Investigating the Inhibitory Effects of Blebbistatin on Actomyosin Interactions in Myofibrils and Isolated Myofilaments

Abstract Myosin II is the molecular motor responsible for muscle contraction. Myosin II hydrolyses ATP into P i and ADP, to convert chemical energy into mechanical work while attached to actin filaments. The relation between force generation and P i release remains unclear. Many studies use chemical substances, such as blebbistatin, to study the transitions during actomyosin interactions. Blebbistatin and its derivatives selectively inhibit the actin-activated ATPase of myosin II, accumulating myosin cross-bridges in a pre-power-stroke state. Although the effects of blebbistatin have been explored, it is still unclear how blebbistatin affects force generation and the velocity of contraction. In this study, we used individual myofibrils, myosin and actin filaments, and isolated heavy meromyosin (HMM) and actin filaments to characterize the effects of blebbistatin. We observed that increasing concentrations of blebbistatin (i) decreased the force produced by myofibrils and isolated myosin filaments, (ii) decreased the maximum velocity of shortening produced by myofibrils and the myosin-induced actin sliding velocity, (iii) decreased the curvature of the force-velocity relation in a dose-dependent manner.
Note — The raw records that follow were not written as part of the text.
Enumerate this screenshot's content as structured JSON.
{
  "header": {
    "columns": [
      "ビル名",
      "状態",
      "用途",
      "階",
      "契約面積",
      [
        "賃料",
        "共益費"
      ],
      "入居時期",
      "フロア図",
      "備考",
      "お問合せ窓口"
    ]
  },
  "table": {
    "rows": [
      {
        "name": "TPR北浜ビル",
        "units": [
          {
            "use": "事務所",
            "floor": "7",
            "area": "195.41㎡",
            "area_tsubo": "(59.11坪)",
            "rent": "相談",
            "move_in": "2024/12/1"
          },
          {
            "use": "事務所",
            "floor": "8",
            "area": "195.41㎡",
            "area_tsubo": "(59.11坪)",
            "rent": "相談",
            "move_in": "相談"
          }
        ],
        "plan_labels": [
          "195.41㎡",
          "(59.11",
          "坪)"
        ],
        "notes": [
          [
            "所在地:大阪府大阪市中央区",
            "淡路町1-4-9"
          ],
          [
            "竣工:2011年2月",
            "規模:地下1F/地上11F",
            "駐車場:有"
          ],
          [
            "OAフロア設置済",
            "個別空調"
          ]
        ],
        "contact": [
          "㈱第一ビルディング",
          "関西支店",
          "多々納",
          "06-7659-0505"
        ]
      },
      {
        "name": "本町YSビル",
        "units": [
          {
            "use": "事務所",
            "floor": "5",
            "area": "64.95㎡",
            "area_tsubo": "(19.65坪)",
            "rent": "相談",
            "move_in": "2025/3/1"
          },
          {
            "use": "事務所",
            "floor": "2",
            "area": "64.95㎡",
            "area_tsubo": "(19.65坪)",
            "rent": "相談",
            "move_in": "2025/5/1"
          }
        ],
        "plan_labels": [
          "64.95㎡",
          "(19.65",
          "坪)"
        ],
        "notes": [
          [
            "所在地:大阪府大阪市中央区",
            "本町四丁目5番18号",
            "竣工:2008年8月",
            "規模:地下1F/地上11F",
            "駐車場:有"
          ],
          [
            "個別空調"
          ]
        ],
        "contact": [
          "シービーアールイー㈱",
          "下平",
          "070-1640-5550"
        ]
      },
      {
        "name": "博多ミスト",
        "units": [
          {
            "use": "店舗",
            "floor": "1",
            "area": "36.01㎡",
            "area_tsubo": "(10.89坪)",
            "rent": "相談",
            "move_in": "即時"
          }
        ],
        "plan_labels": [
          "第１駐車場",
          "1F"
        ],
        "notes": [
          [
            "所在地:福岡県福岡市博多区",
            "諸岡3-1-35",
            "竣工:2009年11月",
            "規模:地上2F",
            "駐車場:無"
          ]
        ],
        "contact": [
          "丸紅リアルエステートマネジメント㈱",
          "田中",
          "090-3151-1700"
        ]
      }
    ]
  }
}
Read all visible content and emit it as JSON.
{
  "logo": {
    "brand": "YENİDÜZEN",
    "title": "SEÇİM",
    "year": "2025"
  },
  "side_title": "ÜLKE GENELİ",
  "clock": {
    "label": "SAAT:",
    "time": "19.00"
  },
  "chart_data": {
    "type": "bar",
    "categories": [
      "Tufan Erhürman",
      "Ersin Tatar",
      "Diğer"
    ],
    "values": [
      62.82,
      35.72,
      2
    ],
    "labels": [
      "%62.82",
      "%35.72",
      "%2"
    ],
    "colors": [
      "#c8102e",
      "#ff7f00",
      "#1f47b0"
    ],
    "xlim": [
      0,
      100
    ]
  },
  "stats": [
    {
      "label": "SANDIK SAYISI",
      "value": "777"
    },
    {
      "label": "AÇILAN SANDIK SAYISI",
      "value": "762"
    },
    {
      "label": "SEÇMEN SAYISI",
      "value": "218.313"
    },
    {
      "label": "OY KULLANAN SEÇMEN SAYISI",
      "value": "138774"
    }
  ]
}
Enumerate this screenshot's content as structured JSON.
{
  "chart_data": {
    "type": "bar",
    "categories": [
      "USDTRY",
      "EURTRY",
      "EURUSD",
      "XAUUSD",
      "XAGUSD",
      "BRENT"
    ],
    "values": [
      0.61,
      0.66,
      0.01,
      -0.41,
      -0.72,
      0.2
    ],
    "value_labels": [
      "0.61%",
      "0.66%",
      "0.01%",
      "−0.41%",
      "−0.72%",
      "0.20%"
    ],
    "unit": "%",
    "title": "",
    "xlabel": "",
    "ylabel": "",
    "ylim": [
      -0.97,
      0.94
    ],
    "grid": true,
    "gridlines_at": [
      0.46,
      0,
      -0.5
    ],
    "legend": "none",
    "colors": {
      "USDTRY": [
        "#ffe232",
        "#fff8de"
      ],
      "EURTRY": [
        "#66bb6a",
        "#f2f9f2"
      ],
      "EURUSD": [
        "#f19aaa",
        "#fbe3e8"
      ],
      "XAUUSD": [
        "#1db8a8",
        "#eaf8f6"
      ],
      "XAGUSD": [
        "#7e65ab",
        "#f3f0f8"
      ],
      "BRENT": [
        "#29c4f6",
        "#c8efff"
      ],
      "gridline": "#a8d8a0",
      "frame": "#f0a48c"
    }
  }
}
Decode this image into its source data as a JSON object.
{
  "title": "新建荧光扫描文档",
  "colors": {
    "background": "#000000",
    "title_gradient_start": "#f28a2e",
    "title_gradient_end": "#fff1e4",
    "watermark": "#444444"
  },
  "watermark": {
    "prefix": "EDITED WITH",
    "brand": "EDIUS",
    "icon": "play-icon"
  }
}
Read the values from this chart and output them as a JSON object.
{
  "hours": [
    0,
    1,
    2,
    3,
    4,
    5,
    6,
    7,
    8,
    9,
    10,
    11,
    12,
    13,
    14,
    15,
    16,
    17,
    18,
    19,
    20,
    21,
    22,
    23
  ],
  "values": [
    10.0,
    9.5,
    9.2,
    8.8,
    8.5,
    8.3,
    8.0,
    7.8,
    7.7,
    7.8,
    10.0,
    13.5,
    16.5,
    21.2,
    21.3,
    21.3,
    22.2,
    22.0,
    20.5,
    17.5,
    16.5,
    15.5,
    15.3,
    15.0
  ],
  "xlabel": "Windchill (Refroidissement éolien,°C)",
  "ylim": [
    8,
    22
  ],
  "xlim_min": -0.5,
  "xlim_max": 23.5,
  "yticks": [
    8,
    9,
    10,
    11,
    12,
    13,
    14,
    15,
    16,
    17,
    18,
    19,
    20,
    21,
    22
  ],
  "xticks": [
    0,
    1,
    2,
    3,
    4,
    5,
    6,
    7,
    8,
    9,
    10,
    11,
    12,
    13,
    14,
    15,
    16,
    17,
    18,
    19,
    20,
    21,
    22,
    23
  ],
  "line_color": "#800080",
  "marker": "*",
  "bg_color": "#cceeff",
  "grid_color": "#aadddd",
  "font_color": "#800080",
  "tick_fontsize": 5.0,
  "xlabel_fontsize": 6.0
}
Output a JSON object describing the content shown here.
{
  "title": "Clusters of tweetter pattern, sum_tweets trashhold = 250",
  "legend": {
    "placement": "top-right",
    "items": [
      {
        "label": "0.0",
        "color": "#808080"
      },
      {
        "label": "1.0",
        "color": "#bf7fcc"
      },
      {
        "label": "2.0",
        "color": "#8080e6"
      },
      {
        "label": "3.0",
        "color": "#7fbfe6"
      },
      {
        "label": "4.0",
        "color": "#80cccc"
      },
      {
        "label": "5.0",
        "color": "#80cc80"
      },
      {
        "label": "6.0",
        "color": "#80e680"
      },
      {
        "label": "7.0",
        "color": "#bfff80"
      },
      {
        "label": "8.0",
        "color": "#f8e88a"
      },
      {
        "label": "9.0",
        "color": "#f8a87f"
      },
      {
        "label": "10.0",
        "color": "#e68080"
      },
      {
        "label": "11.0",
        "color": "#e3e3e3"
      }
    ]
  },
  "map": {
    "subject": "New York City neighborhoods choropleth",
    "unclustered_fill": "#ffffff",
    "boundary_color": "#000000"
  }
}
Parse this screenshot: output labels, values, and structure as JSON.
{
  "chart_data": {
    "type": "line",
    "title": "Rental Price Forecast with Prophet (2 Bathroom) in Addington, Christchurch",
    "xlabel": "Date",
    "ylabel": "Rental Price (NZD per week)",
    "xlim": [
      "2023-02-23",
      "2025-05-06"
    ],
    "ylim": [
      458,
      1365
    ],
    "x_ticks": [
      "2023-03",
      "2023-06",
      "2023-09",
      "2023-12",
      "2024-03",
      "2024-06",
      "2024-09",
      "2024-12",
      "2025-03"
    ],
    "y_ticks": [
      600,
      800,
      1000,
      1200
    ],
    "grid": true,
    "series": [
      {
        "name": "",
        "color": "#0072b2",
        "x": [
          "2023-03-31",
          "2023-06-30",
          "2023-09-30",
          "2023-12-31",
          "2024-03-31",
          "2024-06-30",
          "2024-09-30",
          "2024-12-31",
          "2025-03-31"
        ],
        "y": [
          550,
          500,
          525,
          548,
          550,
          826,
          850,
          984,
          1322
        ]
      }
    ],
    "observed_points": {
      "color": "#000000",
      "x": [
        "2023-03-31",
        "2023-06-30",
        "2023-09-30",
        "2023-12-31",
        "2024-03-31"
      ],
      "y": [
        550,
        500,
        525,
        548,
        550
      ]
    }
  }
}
Furthermore, UV radiation reduced the effect of blebbistatin, which was partially reversed if blebbistatin was bound to myosin before exposure to UV light. These results show that blebbistatin alters force and velocity generation at the molecular, myofilamentous and myofibrillar levels. This study has interesting implications in fields which rely on using blebbistatin to study cellular processes and confirms several results published in different experimental arrangements. Thus, this study is exploratory and confirmatory, and the findings have utility surrounding cell migration, muscle biophysics, cellular reproduction, or any processes that rely on the action of myosin II.